To Sell or to Keep? The Sterling Silverware Question
By Cathleen Hanson
Director, The International School of Protocol
These days, many people, myself included, are questioning the value of their sterling silver place settings. With silver prices soaring in the global market, a younger family member recently suggested to me that now is the time to sell. As of late January 2026, silver was trading at $110 per troy ounce with prices in recent weeks as much as $116 per ounce. Silver is used in 5G technology, solar panels, and electric vehicles which are in high demand.
In pure financial terms, a box of melted down sterling can bring in thousands of dollars.

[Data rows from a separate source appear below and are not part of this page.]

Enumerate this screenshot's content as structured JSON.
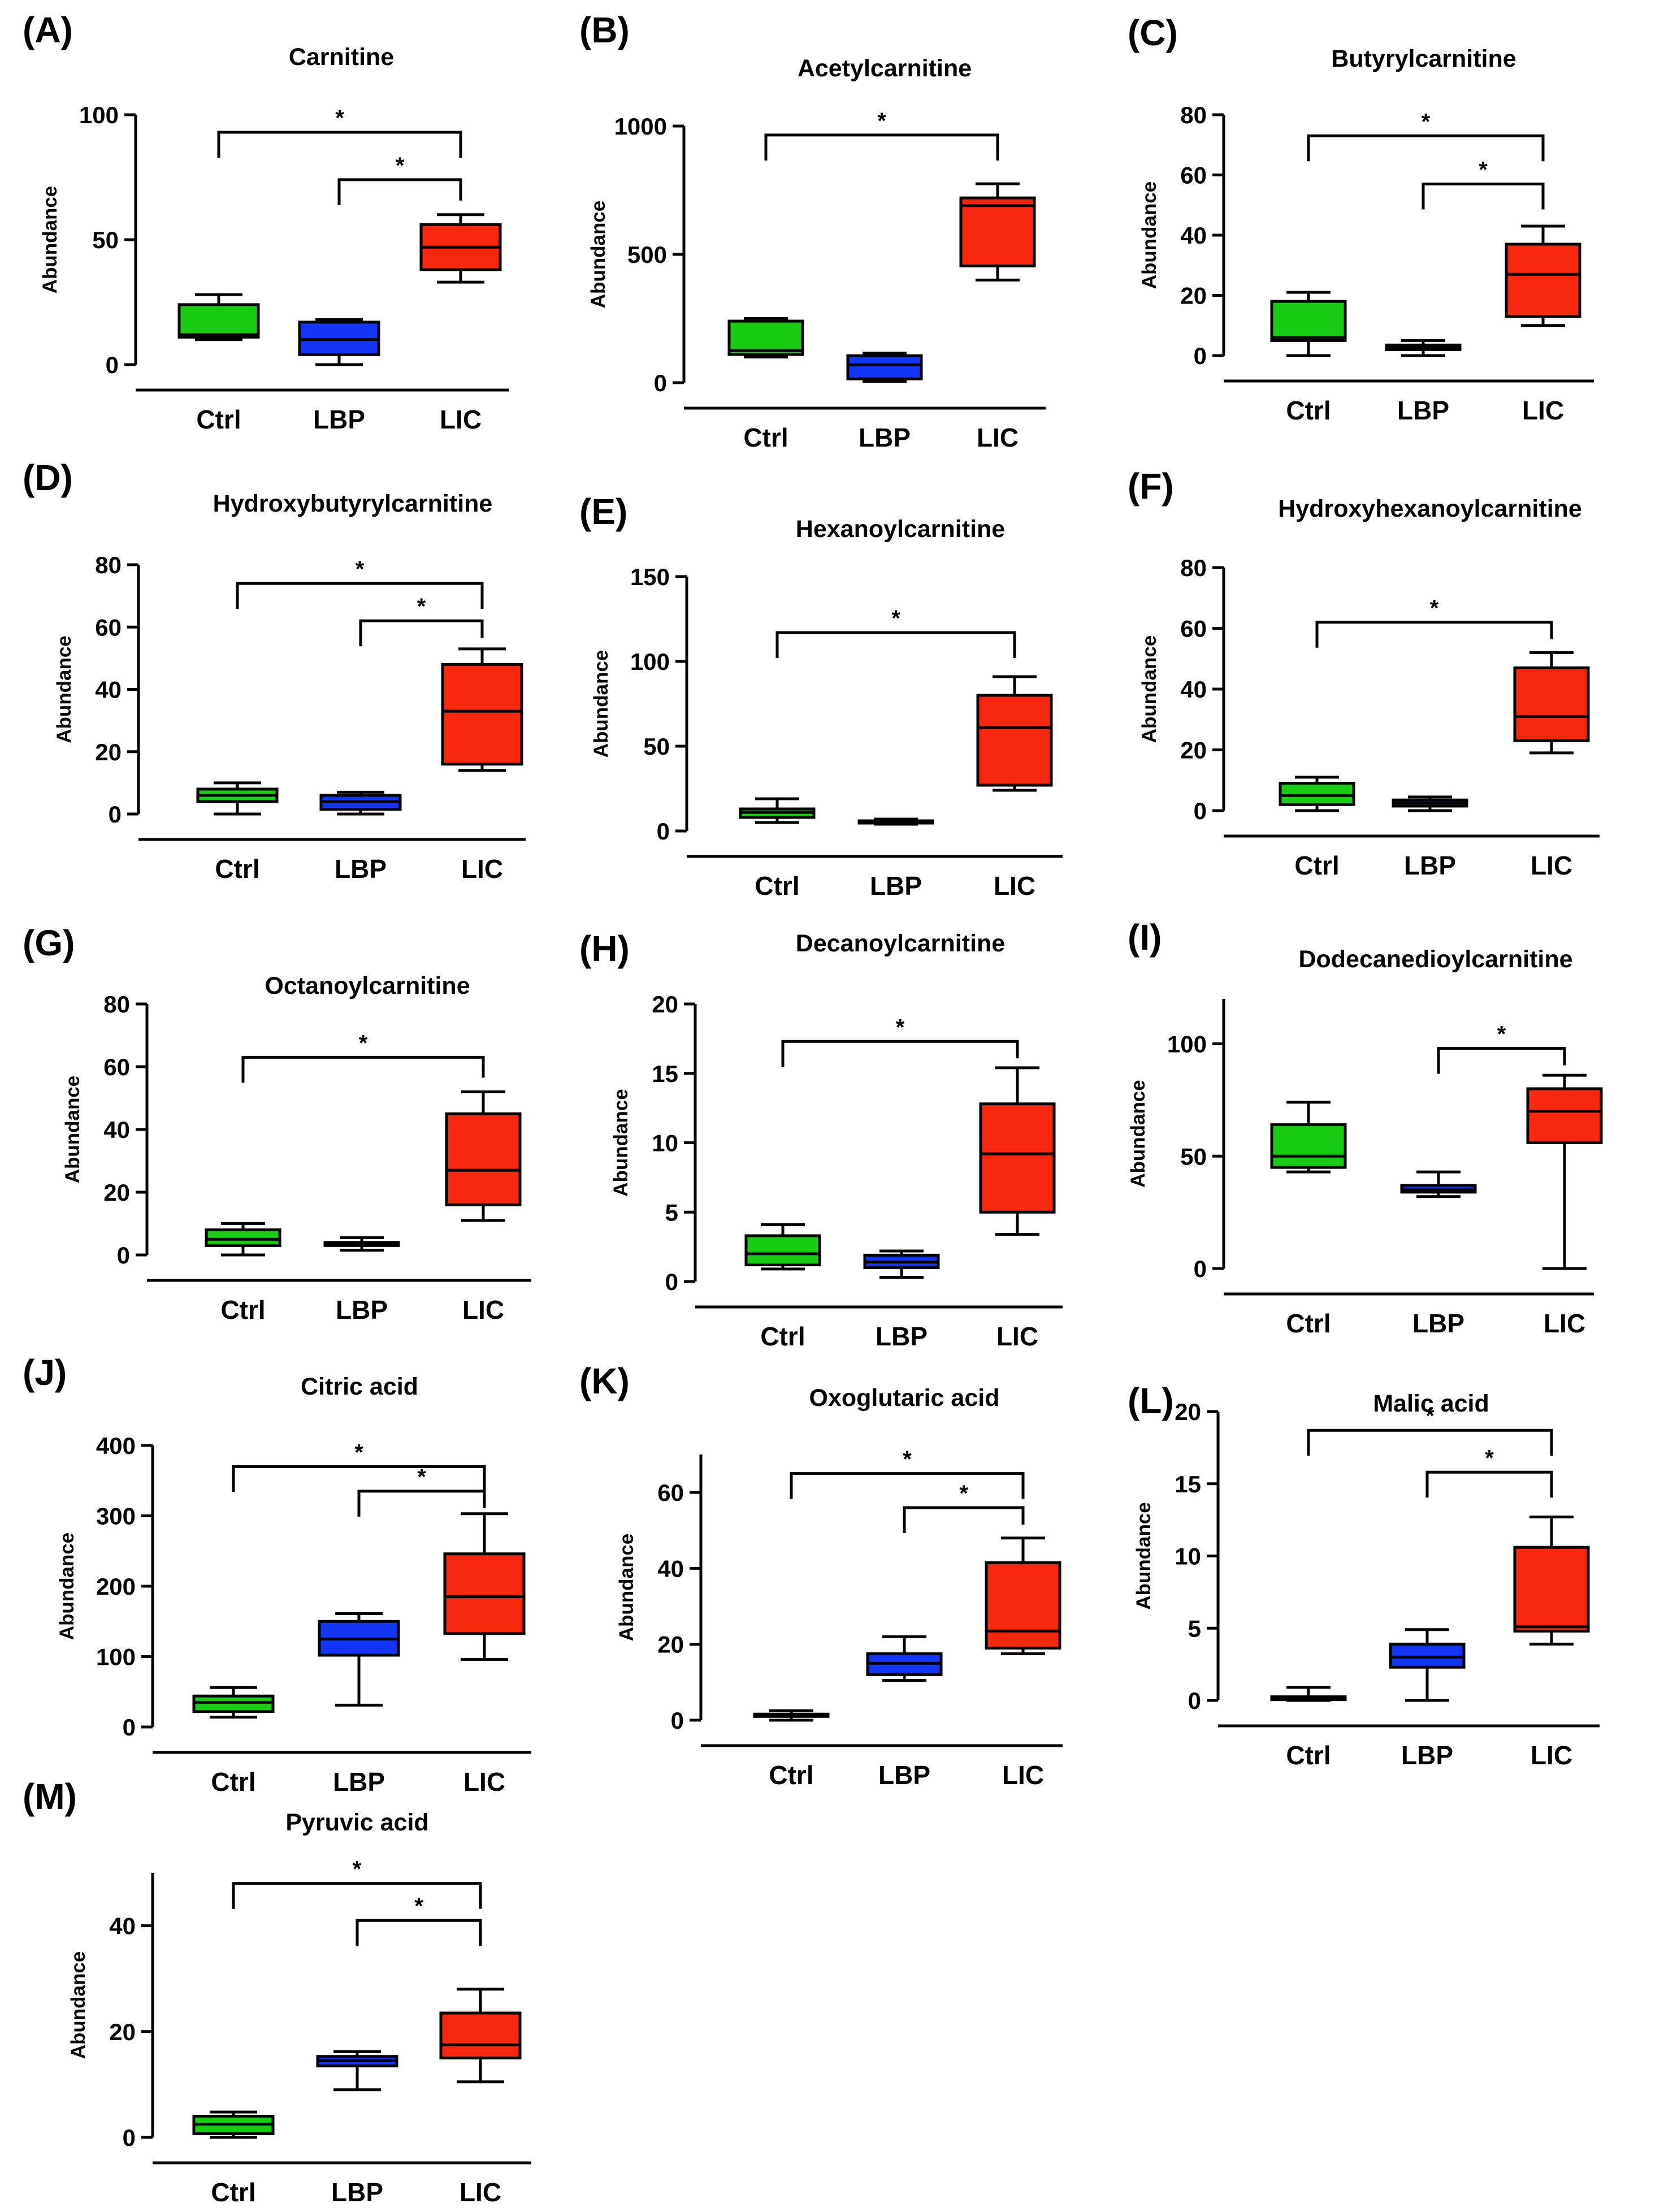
{
  "chart_data": [
    {
      "id": "A",
      "type": "box",
      "panel_label": "(A)",
      "title": "Carnitine",
      "ylabel": "Abundance",
      "categories": [
        "Ctrl",
        "LBP",
        "LIC"
      ],
      "ylim": [
        0,
        100
      ],
      "yticks": [
        0,
        50,
        100
      ],
      "boxes": [
        {
          "min": 10,
          "q1": 11,
          "median": 12,
          "q3": 24,
          "max": 28
        },
        {
          "min": 0,
          "q1": 4,
          "median": 10,
          "q3": 17,
          "max": 18
        },
        {
          "min": 33,
          "q1": 38,
          "median": 47,
          "q3": 56,
          "max": 60
        }
      ],
      "comparisons": [
        {
          "from": 0,
          "to": 2,
          "y": 93,
          "label": "*"
        },
        {
          "from": 1,
          "to": 2,
          "y": 74,
          "label": "*"
        }
      ]
    },
    {
      "id": "B",
      "type": "box",
      "panel_label": "(B)",
      "title": "Acetylcarnitine",
      "ylabel": "Abundance",
      "categories": [
        "Ctrl",
        "LBP",
        "LIC"
      ],
      "ylim": [
        0,
        1000
      ],
      "yticks": [
        0,
        500,
        1000
      ],
      "boxes": [
        {
          "min": 100,
          "q1": 110,
          "median": 125,
          "q3": 240,
          "max": 250
        },
        {
          "min": 5,
          "q1": 15,
          "median": 70,
          "q3": 105,
          "max": 115
        },
        {
          "min": 400,
          "q1": 455,
          "median": 690,
          "q3": 720,
          "max": 775
        }
      ],
      "comparisons": [
        {
          "from": 0,
          "to": 2,
          "y": 965,
          "label": "*"
        }
      ]
    },
    {
      "id": "C",
      "type": "box",
      "panel_label": "(C)",
      "title": "Butyrylcarnitine",
      "ylabel": "Abundance",
      "categories": [
        "Ctrl",
        "LBP",
        "LIC"
      ],
      "ylim": [
        0,
        80
      ],
      "yticks": [
        0,
        20,
        40,
        60,
        80
      ],
      "boxes": [
        {
          "min": 0,
          "q1": 5,
          "median": 6,
          "q3": 18,
          "max": 21
        },
        {
          "min": 0,
          "q1": 2,
          "median": 3,
          "q3": 3.5,
          "max": 5
        },
        {
          "min": 10,
          "q1": 13,
          "median": 27,
          "q3": 37,
          "max": 43
        }
      ],
      "comparisons": [
        {
          "from": 0,
          "to": 2,
          "y": 73,
          "label": "*"
        },
        {
          "from": 1,
          "to": 2,
          "y": 57,
          "label": "*"
        }
      ]
    },
    {
      "id": "D",
      "type": "box",
      "panel_label": "(D)",
      "title": "Hydroxybutyrylcarnitine",
      "ylabel": "Abundance",
      "categories": [
        "Ctrl",
        "LBP",
        "LIC"
      ],
      "ylim": [
        0,
        80
      ],
      "yticks": [
        0,
        20,
        40,
        60,
        80
      ],
      "boxes": [
        {
          "min": 0,
          "q1": 4,
          "median": 6,
          "q3": 8,
          "max": 10
        },
        {
          "min": 0,
          "q1": 1.5,
          "median": 4,
          "q3": 6,
          "max": 7
        },
        {
          "min": 14,
          "q1": 16,
          "median": 33,
          "q3": 48,
          "max": 53
        }
      ],
      "comparisons": [
        {
          "from": 0,
          "to": 2,
          "y": 74,
          "label": "*"
        },
        {
          "from": 1,
          "to": 2,
          "y": 62,
          "label": "*"
        }
      ]
    },
    {
      "id": "E",
      "type": "box",
      "panel_label": "(E)",
      "title": "Hexanoylcarnitine",
      "ylabel": "Abundance",
      "categories": [
        "Ctrl",
        "LBP",
        "LIC"
      ],
      "ylim": [
        0,
        150
      ],
      "yticks": [
        0,
        50,
        100,
        150
      ],
      "boxes": [
        {
          "min": 5,
          "q1": 8,
          "median": 11,
          "q3": 13,
          "max": 19
        },
        {
          "min": 4,
          "q1": 5,
          "median": 5.5,
          "q3": 6,
          "max": 7
        },
        {
          "min": 24,
          "q1": 27,
          "median": 61,
          "q3": 80,
          "max": 91
        }
      ],
      "comparisons": [
        {
          "from": 0,
          "to": 2,
          "y": 117,
          "label": "*"
        }
      ]
    },
    {
      "id": "F",
      "type": "box",
      "panel_label": "(F)",
      "title": "Hydroxyhexanoylcarnitine",
      "ylabel": "Abundance",
      "categories": [
        "Ctrl",
        "LBP",
        "LIC"
      ],
      "ylim": [
        0,
        80
      ],
      "yticks": [
        0,
        20,
        40,
        60,
        80
      ],
      "boxes": [
        {
          "min": 0,
          "q1": 2,
          "median": 5,
          "q3": 9,
          "max": 11
        },
        {
          "min": 0,
          "q1": 1.5,
          "median": 2.5,
          "q3": 3.5,
          "max": 4.5
        },
        {
          "min": 19,
          "q1": 23,
          "median": 31,
          "q3": 47,
          "max": 52
        }
      ],
      "comparisons": [
        {
          "from": 0,
          "to": 2,
          "y": 62,
          "label": "*"
        }
      ]
    },
    {
      "id": "G",
      "type": "box",
      "panel_label": "(G)",
      "title": "Octanoylcarnitine",
      "ylabel": "Abundance",
      "categories": [
        "Ctrl",
        "LBP",
        "LIC"
      ],
      "ylim": [
        0,
        80
      ],
      "yticks": [
        0,
        20,
        40,
        60,
        80
      ],
      "boxes": [
        {
          "min": 0,
          "q1": 3,
          "median": 5,
          "q3": 8,
          "max": 10
        },
        {
          "min": 1.5,
          "q1": 3,
          "median": 3.5,
          "q3": 4,
          "max": 5.5
        },
        {
          "min": 11,
          "q1": 16,
          "median": 27,
          "q3": 45,
          "max": 52
        }
      ],
      "comparisons": [
        {
          "from": 0,
          "to": 2,
          "y": 63,
          "label": "*"
        }
      ]
    },
    {
      "id": "H",
      "type": "box",
      "panel_label": "(H)",
      "title": "Decanoylcarnitine",
      "ylabel": "Abundance",
      "categories": [
        "Ctrl",
        "LBP",
        "LIC"
      ],
      "ylim": [
        0,
        20
      ],
      "yticks": [
        0,
        5,
        10,
        15,
        20
      ],
      "boxes": [
        {
          "min": 0.9,
          "q1": 1.2,
          "median": 2,
          "q3": 3.3,
          "max": 4.1
        },
        {
          "min": 0.3,
          "q1": 1,
          "median": 1.4,
          "q3": 1.9,
          "max": 2.2
        },
        {
          "min": 3.4,
          "q1": 5,
          "median": 9.2,
          "q3": 12.8,
          "max": 15.4
        }
      ],
      "comparisons": [
        {
          "from": 0,
          "to": 2,
          "y": 17.3,
          "label": "*"
        }
      ]
    },
    {
      "id": "I",
      "type": "box",
      "panel_label": "(I)",
      "title": "Dodecanedioylcarnitine",
      "ylabel": "Abundance",
      "categories": [
        "Ctrl",
        "LBP",
        "LIC"
      ],
      "ylim": [
        0,
        120
      ],
      "yticks": [
        0,
        50,
        100
      ],
      "boxes": [
        {
          "min": 43,
          "q1": 45,
          "median": 50,
          "q3": 64,
          "max": 74
        },
        {
          "min": 32,
          "q1": 34,
          "median": 35,
          "q3": 37,
          "max": 43
        },
        {
          "min": 0,
          "q1": 56,
          "median": 70,
          "q3": 80,
          "max": 86
        }
      ],
      "comparisons": [
        {
          "from": 1,
          "to": 2,
          "y": 98,
          "label": "*"
        }
      ]
    },
    {
      "id": "J",
      "type": "box",
      "panel_label": "(J)",
      "title": "Citric acid",
      "ylabel": "Abundance",
      "categories": [
        "Ctrl",
        "LBP",
        "LIC"
      ],
      "ylim": [
        0,
        400
      ],
      "yticks": [
        0,
        100,
        200,
        300,
        400
      ],
      "boxes": [
        {
          "min": 14,
          "q1": 22,
          "median": 35,
          "q3": 44,
          "max": 56
        },
        {
          "min": 31,
          "q1": 102,
          "median": 125,
          "q3": 150,
          "max": 161
        },
        {
          "min": 96,
          "q1": 133,
          "median": 185,
          "q3": 246,
          "max": 303
        }
      ],
      "comparisons": [
        {
          "from": 0,
          "to": 2,
          "y": 370,
          "label": "*"
        },
        {
          "from": 1,
          "to": 2,
          "y": 335,
          "label": "*"
        }
      ]
    },
    {
      "id": "K",
      "type": "box",
      "panel_label": "(K)",
      "title": "Oxoglutaric acid",
      "ylabel": "Abundance",
      "categories": [
        "Ctrl",
        "LBP",
        "LIC"
      ],
      "ylim": [
        0,
        70
      ],
      "yticks": [
        0,
        20,
        40,
        60
      ],
      "boxes": [
        {
          "min": 0,
          "q1": 1,
          "median": 1.3,
          "q3": 1.6,
          "max": 2.5
        },
        {
          "min": 10.5,
          "q1": 12,
          "median": 15,
          "q3": 17.5,
          "max": 22
        },
        {
          "min": 17.5,
          "q1": 19,
          "median": 23.5,
          "q3": 41.5,
          "max": 48
        }
      ],
      "comparisons": [
        {
          "from": 0,
          "to": 2,
          "y": 65,
          "label": "*"
        },
        {
          "from": 1,
          "to": 2,
          "y": 56,
          "label": "*"
        }
      ]
    },
    {
      "id": "L",
      "type": "box",
      "panel_label": "(L)",
      "title": "Malic acid",
      "ylabel": "Abundance",
      "categories": [
        "Ctrl",
        "LBP",
        "LIC"
      ],
      "ylim": [
        0,
        20
      ],
      "yticks": [
        0,
        5,
        10,
        15,
        20
      ],
      "boxes": [
        {
          "min": 0,
          "q1": 0.05,
          "median": 0.15,
          "q3": 0.25,
          "max": 0.9
        },
        {
          "min": 0,
          "q1": 2.3,
          "median": 3,
          "q3": 3.9,
          "max": 4.9
        },
        {
          "min": 3.9,
          "q1": 4.8,
          "median": 5.1,
          "q3": 10.6,
          "max": 12.7
        }
      ],
      "comparisons": [
        {
          "from": 0,
          "to": 2,
          "y": 18.7,
          "label": "*"
        },
        {
          "from": 1,
          "to": 2,
          "y": 15.8,
          "label": "*"
        }
      ]
    },
    {
      "id": "M",
      "type": "box",
      "panel_label": "(M)",
      "title": "Pyruvic acid",
      "ylabel": "Abundance",
      "categories": [
        "Ctrl",
        "LBP",
        "LIC"
      ],
      "ylim": [
        0,
        50
      ],
      "yticks": [
        0,
        20,
        40
      ],
      "boxes": [
        {
          "min": 0,
          "q1": 0.7,
          "median": 2.5,
          "q3": 4,
          "max": 4.8
        },
        {
          "min": 9,
          "q1": 13.5,
          "median": 14.5,
          "q3": 15.3,
          "max": 16.2
        },
        {
          "min": 10.5,
          "q1": 15,
          "median": 17.5,
          "q3": 23.5,
          "max": 28
        }
      ],
      "comparisons": [
        {
          "from": 0,
          "to": 2,
          "y": 48,
          "label": "*"
        },
        {
          "from": 1,
          "to": 2,
          "y": 41,
          "label": "*"
        }
      ]
    }
  ],
  "colors": {
    "Ctrl": "#17cc13",
    "LBP": "#1335f5",
    "LIC": "#f8280f"
  }
}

Despite my younger relative’s suggestion, I cannot truly entertain the idea of getting rid of my silver. I have my grandmother’s silver—the Mayflower pattern from Baltimore’s Schofield Company. When I hold the knife and fork in my hands, I’m holding history. It’s a story of Baltimore. It’s the story of my grandparents’ romance. Married in 1933, my grandparents were hopeful about the future. He was a dashing young man from England, she was from Baltimore and had graduated from Goucher College before it was co-educational, before it moved to Towson. On Thursdays, Goucher students, fondly called, “The Goucher Girls,” by my grandmother, would have dinner with the dean. Like historically black colleges and universities and elite colleges, women’s colleges’ obligatory extra-curricular activities included instruction in the etiquette of dining.
When I notice the engraved “S,” on my grandmother’s silver I imagine like most couples in Baltimore, some of the pieces were acquired as wedding gifts, and the silver pattern was added to over time. The Schofield Company manufactured popular patterns like Baltimore Rose, Lily and Mayflower and less common ones like Elizabeth Taylor, Frabee and Talbot. Frank M. Schofield founded the company in 1903 on Pleasant Street and sold it in1967 to the Steiff Silver company.
When my daughter was young, I received a gift of a set of silver from my mother. My daughter was enamored with Greek mythology, and I had admired the scenes from mythology on the exquisitely engraved Mythologic pattern by Gorham. Created by French designer F. Antoine Heller who worked for Tiffany and Gorham, Mythologic is a multi-motif pattern with each type of utensil within the pattern having a different design. Tiffany’s Olympian pattern, also with scenes from classical mythology, and designed by Heller, has among the most intricate designs ever created for silverware. Heller’s beautiful Fountainebleu pattern appeared on the cover of Gorham’s catalogue in 1882.
Why Keep Your Silverware
Silver presents a tangible thread linking us to the past. When we hold a knife, fork or spoon, we feel the heft of each piece and the style of each utensil formed over years to fit comfortably in human hands.
A set table makes eating more of an event. Meals at the table anchor us not just to the past but to the present. We gather at the table to get to know one another. We learn how to listen. We commit to the moment. We also learn how to hold a knife and fork and how to be together and fully present. And we learn the importance of enjoying the food and giving thanks to people who prepared it. We take these rituals of dining with us as we leave the privacy of our homes and emerge into the larger world with so many opportunities to use our table manners– at job interviews, at dinners with friends, at meals with people from around the world.
My suggestion: Use your silverware. It’s history that you can feel. Art you can touch. I use my Mythologic pattern every day. It ties me to my mother and my daughter. I love the way it looks and how my figures wrap about each knife, fork and spoon. And, to answer the question you might be asking, yes I wash my silver in the dishwasher.